Sikap Lars itu membuat Jenny terdiam. Jenny melihat kearah Kevin dan Kevin balas memandangnya seolah mengatakan; ' See? I told you! '
" Well, mungkin gua salah liat kali… " Kata Jenny lagi.
Lars langsung mengangguk setuju, Kevin hanya diam dan Jenny sendiri kini sibuk mengingat-ingat apa selama ini dia mengalami gejala-gejala kerusakan mata? Atau demam tinggi yang dideritanya kemarin telah mengganggu syaraf matanya?
Jenny baru saja sampai didepan pintu kamarnya setelah Lars dan Kevin mengantarnya pulang dari makan siang tadi (Kevin menitipkan salam untuk ibu Jenny, sementara Lars diam saja) saat ibunya datang menghampirinya sambil membawa corong telepon tanpa kabel. Wajahnya kelihatan cemberut.
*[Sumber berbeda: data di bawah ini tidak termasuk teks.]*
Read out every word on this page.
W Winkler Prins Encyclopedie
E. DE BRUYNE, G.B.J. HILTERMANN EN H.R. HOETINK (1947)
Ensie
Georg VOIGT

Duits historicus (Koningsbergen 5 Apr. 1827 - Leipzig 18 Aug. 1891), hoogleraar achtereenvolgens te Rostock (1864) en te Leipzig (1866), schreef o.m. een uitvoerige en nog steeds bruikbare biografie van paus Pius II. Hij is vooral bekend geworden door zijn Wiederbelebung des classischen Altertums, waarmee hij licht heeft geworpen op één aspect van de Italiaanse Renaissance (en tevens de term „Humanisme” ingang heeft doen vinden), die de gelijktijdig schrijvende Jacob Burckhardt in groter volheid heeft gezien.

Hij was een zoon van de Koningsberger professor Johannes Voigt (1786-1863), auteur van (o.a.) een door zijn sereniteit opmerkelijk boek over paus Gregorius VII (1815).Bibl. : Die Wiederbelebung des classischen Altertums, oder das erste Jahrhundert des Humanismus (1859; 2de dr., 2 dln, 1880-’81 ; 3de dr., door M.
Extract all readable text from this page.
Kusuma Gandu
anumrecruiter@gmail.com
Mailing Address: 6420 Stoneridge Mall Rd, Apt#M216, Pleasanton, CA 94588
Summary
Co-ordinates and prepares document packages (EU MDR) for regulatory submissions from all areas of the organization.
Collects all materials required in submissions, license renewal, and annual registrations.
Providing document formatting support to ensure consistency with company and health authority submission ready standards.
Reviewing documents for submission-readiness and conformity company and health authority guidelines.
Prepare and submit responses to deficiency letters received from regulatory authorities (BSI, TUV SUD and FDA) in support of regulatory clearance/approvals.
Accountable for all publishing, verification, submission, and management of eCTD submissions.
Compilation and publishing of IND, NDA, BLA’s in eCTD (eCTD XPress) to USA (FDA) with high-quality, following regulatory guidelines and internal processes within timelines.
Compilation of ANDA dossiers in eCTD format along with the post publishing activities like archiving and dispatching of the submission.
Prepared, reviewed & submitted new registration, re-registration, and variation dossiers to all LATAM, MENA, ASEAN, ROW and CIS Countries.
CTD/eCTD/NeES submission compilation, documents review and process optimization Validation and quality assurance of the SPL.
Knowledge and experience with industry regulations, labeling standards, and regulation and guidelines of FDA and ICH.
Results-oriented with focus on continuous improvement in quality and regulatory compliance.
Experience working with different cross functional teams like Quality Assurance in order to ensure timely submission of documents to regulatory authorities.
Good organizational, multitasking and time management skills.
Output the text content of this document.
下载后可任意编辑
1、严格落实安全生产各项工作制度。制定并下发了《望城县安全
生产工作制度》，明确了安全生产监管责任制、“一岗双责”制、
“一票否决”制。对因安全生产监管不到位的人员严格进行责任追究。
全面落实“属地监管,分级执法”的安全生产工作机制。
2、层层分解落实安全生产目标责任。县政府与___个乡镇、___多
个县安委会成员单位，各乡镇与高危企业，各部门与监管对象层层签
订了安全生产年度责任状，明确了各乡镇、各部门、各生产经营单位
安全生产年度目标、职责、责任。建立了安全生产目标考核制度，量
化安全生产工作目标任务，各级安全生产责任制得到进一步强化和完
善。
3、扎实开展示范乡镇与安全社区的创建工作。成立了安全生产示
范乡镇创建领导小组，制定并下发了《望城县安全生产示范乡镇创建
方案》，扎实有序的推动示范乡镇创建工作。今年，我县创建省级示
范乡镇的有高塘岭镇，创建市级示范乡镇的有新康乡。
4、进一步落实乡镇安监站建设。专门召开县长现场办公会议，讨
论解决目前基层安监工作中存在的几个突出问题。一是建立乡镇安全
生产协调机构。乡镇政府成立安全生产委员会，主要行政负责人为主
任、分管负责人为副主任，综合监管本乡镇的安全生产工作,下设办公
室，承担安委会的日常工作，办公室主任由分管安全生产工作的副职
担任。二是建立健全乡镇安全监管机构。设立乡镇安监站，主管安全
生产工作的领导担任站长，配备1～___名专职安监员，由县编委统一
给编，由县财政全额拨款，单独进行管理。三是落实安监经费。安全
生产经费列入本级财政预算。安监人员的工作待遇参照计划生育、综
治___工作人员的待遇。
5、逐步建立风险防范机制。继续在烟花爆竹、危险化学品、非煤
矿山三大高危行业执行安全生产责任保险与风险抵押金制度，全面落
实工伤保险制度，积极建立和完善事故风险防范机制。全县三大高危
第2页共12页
" Ada telepon untukmu. " Kata ibunya menyodorkan telepon itu sambil masih mengerucutkan bibirnya.
" Dari siapa? " Tanya Jenny penasaran.
" Orang Jerman itu. "
' Ayah! ' Jenny menjerit dalam hati dan langsung menyambar telepon itu. Wajah ibunya semakin cemberut.
Jenny menjawab telepon itu dengan cepat, berkata 'Iya' dan 'Oke' berulang-ulang lalu berkata dengan manis: " Yah, ich liebe dich. ". Setelah mendengar jawaban dari ayahnya di ujung sana (" Ich liebe dich auch. "), Jenny menggembalikan telepon ke tangan ibunya yang masih saja cemberut.
" Dia mengatakan apa? " Tanya ibunya ingin tahu. Jenny menghela napas panjang. Dia tahu kalau ibunya akan bertanya seperti itu. " Apa dia takut kamu tinggal denganku? Takut kalau aku mempengaruhimu yang tidak-tidak? "
" Mom-- "
" Atau dia takut aku menyiksamu? Ayahmu selalu saja begitu, dia selalu menjelek-jelekkan aku. "
" Mom, ayah—"
" Memangnya dia sudah baik? Dia menganggap dirinya seorang malaikat, selalu saja benar. Dia—"
" Mom!! " Ibunya langsung terdiam. " Mom tau kan kalo Jenny nggak suka Mom kayak gitu! Ayah cuma mau ketemu Jenny! "
" Iya, tapi dia—"
" Jenny mau istirahat… "
Akhirnya ibu Jenny terdiam melihat anak kesayangannya masuk ke kamar dan membiarkannya berdiri sendirian diluar.

 

 
...Bersambung...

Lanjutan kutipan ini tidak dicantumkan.